Maledetta distrazione

In effetti, quantomeno a livello svizzero, se parliamo di incidenti mortali o feriti gravi «la velocità c’entra relativamente» prosegue Pignot. «La credenza popolare è che invece sia in cima alla lista delle cause, mentre nella maggior parte dei casi a incidere sono la disattenzione o il mancato rispetto delle distanze di sicurezza». E ancora: «La velocità, lo dicono le statistiche, è una voce importante nelle statistiche. Ma, appunto, la disattenzione provoca più morti. O anche il mancato rispetto di una precedenza. Non a caso, noi come Touring da anni sensibilizziamo i nostri soci e l’opinione pubblica proprio sulla disattenzione. Con questo, è ovvio, non voglio dire o sostenere che la velocità non sia un problema. Allo stesso tempo, però, non è il solo elemento da tener presente né può essere l’unico colpevole».

Il senso della velocità

Al di là della voglia (eccessiva?) di sicurezza di Renault e Volvo, è bene considerare l’orizzonte entro il quale può muoversi un automobilista. La domanda, banale, è sempre la stessa: ha senso offrire modelli capaci di prestazioni super quando basta poco, pochissimo per infrangere le norme della circolazione, in Svizzera come all’estero? «La scelta dei costruttori in questione, è vero, potrebbe essere dettata dagli attuali limiti. In Europa, ma direi nel mondo. Sono considerazioni che probabilmente i costruttori hanno fatto». E pazienza se Renault ha deciso di escludere, dal suo piano strategico per la sicurezza, il brand sportivo Alpine. Una piccola, ma significativa, incoerenza.

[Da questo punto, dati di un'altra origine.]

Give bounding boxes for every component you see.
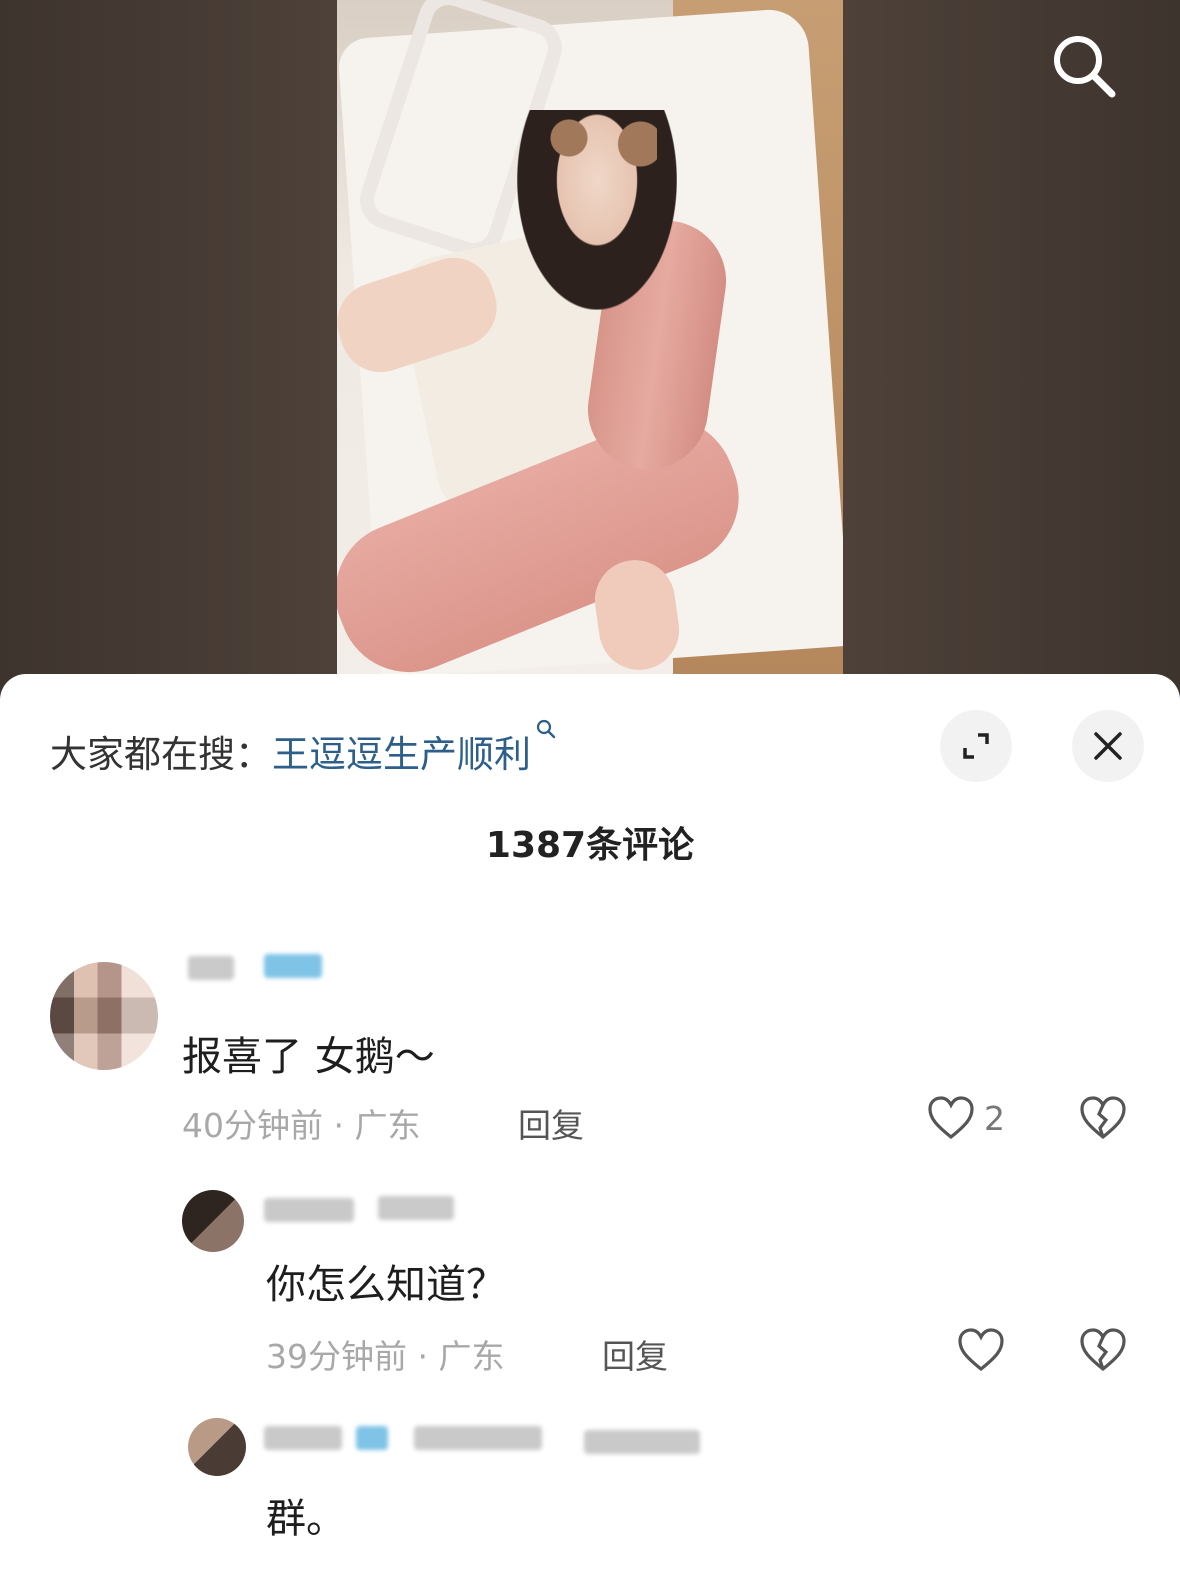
reply-button[interactable]: 回复 (518, 1099, 584, 1147)
username-blurred[interactable] (188, 956, 234, 980)
heart-icon (928, 1096, 974, 1140)
comment-text: 你怎么知道？ (266, 1262, 506, 1308)
video-area[interactable] (0, 0, 1180, 700)
small-search-icon (536, 719, 556, 739)
reply-target-blurred (414, 1426, 542, 1450)
close-button[interactable] (1072, 710, 1144, 782)
reply-button[interactable]: 回复 (602, 1330, 668, 1378)
trending-search-bar: 大家都在搜： 王逗逗生产顺利 (50, 719, 557, 778)
dislike-button[interactable] (1078, 1094, 1128, 1146)
search-icon[interactable] (1048, 30, 1120, 102)
reply-target-blurred (584, 1430, 700, 1454)
reply-target-blurred (378, 1196, 454, 1220)
expand-button[interactable] (940, 710, 1012, 782)
like-button[interactable] (956, 1326, 1006, 1374)
comment-text: 报喜了 女鹅～ (182, 1034, 435, 1080)
trending-search-link[interactable]: 王逗逗生产顺利 (272, 719, 557, 778)
username-blurred[interactable] (264, 1426, 342, 1450)
avatar[interactable] (182, 1190, 244, 1252)
like-button[interactable]: 2 (926, 1094, 1005, 1142)
avatar[interactable] (188, 1418, 246, 1476)
comments-count-title: 1387条评论 (485, 825, 695, 866)
username-blurred[interactable] (264, 1198, 354, 1222)
trending-query[interactable]: 王逗逗生产顺利 (272, 724, 531, 778)
heart-icon (958, 1328, 1004, 1372)
comments-sheet: 大家都在搜： 王逗逗生产顺利 1387条评论 报喜了 女鹅～ 40分钟前 · 广… (0, 674, 1180, 1584)
user-badge (356, 1426, 388, 1450)
dislike-button[interactable] (1078, 1326, 1128, 1378)
comment-meta: 40分钟前 · 广东 (182, 1106, 421, 1145)
user-badge (264, 954, 322, 978)
comment-meta: 39分钟前 · 广东 (266, 1337, 505, 1376)
video-frame (337, 0, 843, 674)
like-count: 2 (984, 1098, 1005, 1138)
expand-icon (963, 733, 989, 759)
broken-heart-icon (1080, 1328, 1126, 1372)
comment-text: 群。 (266, 1496, 346, 1542)
trending-prefix: 大家都在搜： (50, 733, 272, 776)
broken-heart-icon (1080, 1096, 1126, 1140)
avatar[interactable] (50, 962, 158, 1070)
close-icon (1094, 732, 1122, 760)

Le decisioni di Volvo e, in seguito, del gruppo Renault hanno ovviamente sollevato dubbi, polemiche, questioni. C’è chi ha tirato in ballo la libertà del cittadino e chi, visto il momento storico, adesso preme perché si scenda addirittura a 110 o 130 chilometri orari. Ma c’è, soprattutto, un discorso di educazione stradale a monte. Correre su un’autostrada deserta, di per sé, potrebbe non essere un problema. Né un pericolo. Non quanto la guida sotto effetto di droghe, alcol o, venendo alle parole di Pignot, tenendo occhi e mano sullo smartphone. Come la mettiamo?